Kararda İdil'in mahkemedeki savunmalarında 'paylaşımın yapıldığı tarih itibariyle YPG/YPJ'nin örgüt olduğuna dair verilmiş bir karar bulunmadığı' şeklinde bir beyanının olmadığı ancak avukatının bu yönde bir savunma yaptığı ifade edildi.
Dava konusu paylaşımın yapıldığı tarihte YPG'nin örgüt olduğuna dair verilmiş herhangi bir yargı kararının bulunmadığını kararda belirten mahkeme, "Bu durum suçun unsurlarından olmadığı için sadece bu tespit ile suçun oluşmadığından söz etmek mümkün değildir" diye belirtti. Paylaşımların propaganda amacıyla yapıldığı da iddia edilen kararda söz konusu eylemin gazetecilik faaliyeti kapsamında değerlendirilemeyeceği ifade edildi.
Avukat Aydın'dan 'kesinleşmiş yargı kararı' vurgusu
Mahkemenin kararını değerlendiren MLSA avukatlarından Fatih Aydın, tartışılması gereken hususun bir örgütün hukuki varlık kazanmasının ne şekilde olacağı ile ilgili olduğunu belirtti.

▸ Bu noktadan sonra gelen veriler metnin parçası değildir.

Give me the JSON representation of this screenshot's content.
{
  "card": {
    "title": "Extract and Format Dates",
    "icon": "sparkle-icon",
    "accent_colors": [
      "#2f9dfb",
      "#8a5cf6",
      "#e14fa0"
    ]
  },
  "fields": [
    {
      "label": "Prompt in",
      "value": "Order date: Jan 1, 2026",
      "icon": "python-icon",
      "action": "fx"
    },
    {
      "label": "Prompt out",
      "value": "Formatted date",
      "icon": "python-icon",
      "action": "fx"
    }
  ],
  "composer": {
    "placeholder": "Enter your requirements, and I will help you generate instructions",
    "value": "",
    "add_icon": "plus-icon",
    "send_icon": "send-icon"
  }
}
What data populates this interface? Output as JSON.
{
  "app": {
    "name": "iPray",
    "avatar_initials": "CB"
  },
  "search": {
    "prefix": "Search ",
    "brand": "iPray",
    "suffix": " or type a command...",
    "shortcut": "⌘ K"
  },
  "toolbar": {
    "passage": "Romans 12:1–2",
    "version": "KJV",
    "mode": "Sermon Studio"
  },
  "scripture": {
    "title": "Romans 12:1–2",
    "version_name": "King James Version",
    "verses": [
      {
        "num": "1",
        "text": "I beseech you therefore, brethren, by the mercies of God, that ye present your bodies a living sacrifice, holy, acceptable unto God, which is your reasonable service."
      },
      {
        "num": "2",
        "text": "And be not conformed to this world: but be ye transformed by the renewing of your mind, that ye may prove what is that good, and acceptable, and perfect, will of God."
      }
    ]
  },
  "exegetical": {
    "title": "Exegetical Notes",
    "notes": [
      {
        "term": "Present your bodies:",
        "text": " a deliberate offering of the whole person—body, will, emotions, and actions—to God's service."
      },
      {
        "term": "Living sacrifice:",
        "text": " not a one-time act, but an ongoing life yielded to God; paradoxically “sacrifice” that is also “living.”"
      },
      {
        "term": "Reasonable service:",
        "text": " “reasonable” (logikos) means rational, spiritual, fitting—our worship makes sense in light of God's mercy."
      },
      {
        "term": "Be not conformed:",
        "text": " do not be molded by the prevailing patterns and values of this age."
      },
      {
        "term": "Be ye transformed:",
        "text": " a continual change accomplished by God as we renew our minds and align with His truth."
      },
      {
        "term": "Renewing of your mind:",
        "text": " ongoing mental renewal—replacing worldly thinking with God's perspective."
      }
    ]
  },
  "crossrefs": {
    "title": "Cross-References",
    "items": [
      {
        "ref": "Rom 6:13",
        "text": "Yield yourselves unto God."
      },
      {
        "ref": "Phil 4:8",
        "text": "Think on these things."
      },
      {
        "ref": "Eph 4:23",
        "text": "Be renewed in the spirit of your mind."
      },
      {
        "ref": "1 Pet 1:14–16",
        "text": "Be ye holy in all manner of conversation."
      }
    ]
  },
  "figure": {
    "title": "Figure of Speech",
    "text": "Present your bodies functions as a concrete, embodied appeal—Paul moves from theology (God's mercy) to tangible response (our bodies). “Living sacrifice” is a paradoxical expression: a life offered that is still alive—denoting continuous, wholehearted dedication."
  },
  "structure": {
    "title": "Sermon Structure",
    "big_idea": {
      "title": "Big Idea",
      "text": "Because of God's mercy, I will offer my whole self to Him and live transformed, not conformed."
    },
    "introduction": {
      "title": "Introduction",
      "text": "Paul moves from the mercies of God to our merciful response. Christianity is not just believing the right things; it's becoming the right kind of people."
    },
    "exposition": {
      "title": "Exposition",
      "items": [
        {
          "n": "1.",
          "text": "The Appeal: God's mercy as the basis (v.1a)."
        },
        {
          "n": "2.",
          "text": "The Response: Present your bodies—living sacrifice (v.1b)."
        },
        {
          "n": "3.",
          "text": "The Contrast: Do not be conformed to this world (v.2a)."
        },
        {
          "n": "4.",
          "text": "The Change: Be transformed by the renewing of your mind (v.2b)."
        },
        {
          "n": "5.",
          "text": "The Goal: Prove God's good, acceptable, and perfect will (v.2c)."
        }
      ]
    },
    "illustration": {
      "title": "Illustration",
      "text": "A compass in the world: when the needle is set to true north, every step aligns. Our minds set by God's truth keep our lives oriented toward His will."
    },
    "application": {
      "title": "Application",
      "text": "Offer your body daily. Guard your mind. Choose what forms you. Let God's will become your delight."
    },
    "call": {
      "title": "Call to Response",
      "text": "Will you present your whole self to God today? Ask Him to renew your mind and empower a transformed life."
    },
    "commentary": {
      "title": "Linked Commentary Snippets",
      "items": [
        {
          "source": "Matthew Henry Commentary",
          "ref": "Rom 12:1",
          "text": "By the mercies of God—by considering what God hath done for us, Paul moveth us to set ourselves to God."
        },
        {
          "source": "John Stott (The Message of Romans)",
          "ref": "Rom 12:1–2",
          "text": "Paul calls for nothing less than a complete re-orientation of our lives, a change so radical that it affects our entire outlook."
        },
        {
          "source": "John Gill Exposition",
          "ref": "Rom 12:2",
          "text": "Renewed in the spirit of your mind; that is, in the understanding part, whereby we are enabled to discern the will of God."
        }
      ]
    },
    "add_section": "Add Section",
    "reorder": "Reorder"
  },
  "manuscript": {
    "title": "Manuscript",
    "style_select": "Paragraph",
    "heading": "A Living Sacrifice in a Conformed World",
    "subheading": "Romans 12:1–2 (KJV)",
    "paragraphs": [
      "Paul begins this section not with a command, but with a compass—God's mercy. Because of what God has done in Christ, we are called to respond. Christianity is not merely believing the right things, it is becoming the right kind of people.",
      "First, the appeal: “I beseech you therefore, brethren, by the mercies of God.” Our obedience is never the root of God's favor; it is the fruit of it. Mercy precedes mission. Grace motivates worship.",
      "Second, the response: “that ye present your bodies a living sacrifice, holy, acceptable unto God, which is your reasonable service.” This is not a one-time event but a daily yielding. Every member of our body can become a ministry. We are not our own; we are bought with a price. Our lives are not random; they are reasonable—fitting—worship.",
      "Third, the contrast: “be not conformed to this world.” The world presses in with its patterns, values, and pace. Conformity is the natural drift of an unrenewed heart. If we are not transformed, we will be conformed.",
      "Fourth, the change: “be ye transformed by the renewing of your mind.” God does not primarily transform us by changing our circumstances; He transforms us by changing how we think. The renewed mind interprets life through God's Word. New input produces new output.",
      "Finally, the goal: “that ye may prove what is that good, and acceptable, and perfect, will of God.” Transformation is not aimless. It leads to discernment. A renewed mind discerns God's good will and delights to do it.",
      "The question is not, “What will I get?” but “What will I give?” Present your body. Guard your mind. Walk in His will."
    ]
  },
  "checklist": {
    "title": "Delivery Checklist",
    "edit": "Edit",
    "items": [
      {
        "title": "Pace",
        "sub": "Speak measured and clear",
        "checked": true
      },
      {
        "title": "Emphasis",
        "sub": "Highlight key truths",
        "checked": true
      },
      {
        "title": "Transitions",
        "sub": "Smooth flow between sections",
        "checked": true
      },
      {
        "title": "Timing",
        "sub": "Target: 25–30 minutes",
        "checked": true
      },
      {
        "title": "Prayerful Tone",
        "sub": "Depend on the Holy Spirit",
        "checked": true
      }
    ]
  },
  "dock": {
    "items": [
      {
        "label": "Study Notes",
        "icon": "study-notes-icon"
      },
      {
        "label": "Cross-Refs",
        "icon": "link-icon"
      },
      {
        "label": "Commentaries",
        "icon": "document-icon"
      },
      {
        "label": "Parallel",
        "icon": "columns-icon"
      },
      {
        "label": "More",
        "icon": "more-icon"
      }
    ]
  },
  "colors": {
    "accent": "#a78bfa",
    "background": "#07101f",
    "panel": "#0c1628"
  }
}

Aydın, “Yargıtay ve AYM içtihatlarına göre bir örgüt sebebiyle verilecek cezalarda örgütün hukuki varlık kazanması mahkemelerin hakkında vereceği karara bağlıdır. Yargıtay Ceza Genel Kurulu’nun 26.09.2017 tarihli 2017/370 sayılı kararı bu durumu sürekli ve tutarlı bir içtihat haline getirmiştir. Anayasa Mahkemesi de verdiği kararlarda ilgili Yargıtay içtihadına atıf yaparak PYD-YPG’nin terör örgütü olduğuna dair tespitin ilk defa Yargıtay 16. Ceza Dairesi tarafından, Mardin 2. Ağır Ceza Mahkemesi'nin 17/9/2014 tarihli kararıyla yapıldığını belirtmektedir." dedi.
‘AYM kararı keyfi yorumlanmıştır’
YPJ’nin ilk defa Yargıtay’ın 21 Mayıs 2015 tarihli kararı ile tespit edildiğini, müvekkili İdil'in ceza istenen paylaşımının ise 26 Ocak 2015 tarihinde yapıldığını ifade eden avukat Aydın, "Dolayısıyla yüksek yargı içtihatlarına göre müvekkilin bu tweet nedeniyle cezalandırılması ancak YPJ'nin o tarih itibariyle terör örgütü olduğunun kesinleşmiş bir yargı kararıyla tespiti ve bu örgütün terör örgütü olduğunun başvurucu tarafından bilinir hale gelmesine bağlıdır. Ayrıca mahkemenin tüm aşamalarında yine ilgili sosyal medya paylaşımında yer alan ifadelerin suç olmadığını, bir gazetecinin halkı bilgilendirme yükümlülüğü kapsamında kullandığı ifadeler olduğunu Yargıtay içtihatları ile belirtmiş olmamıza rağmen yine bir ilk derece mahkemesi AYM kararını keyfine göre yorumlamış, avukat tarafından yapılan hukuki savunmanın müvekkil tarafından yapılmamasını gerekçe göstererek ceza vermiştir." diye konuştu.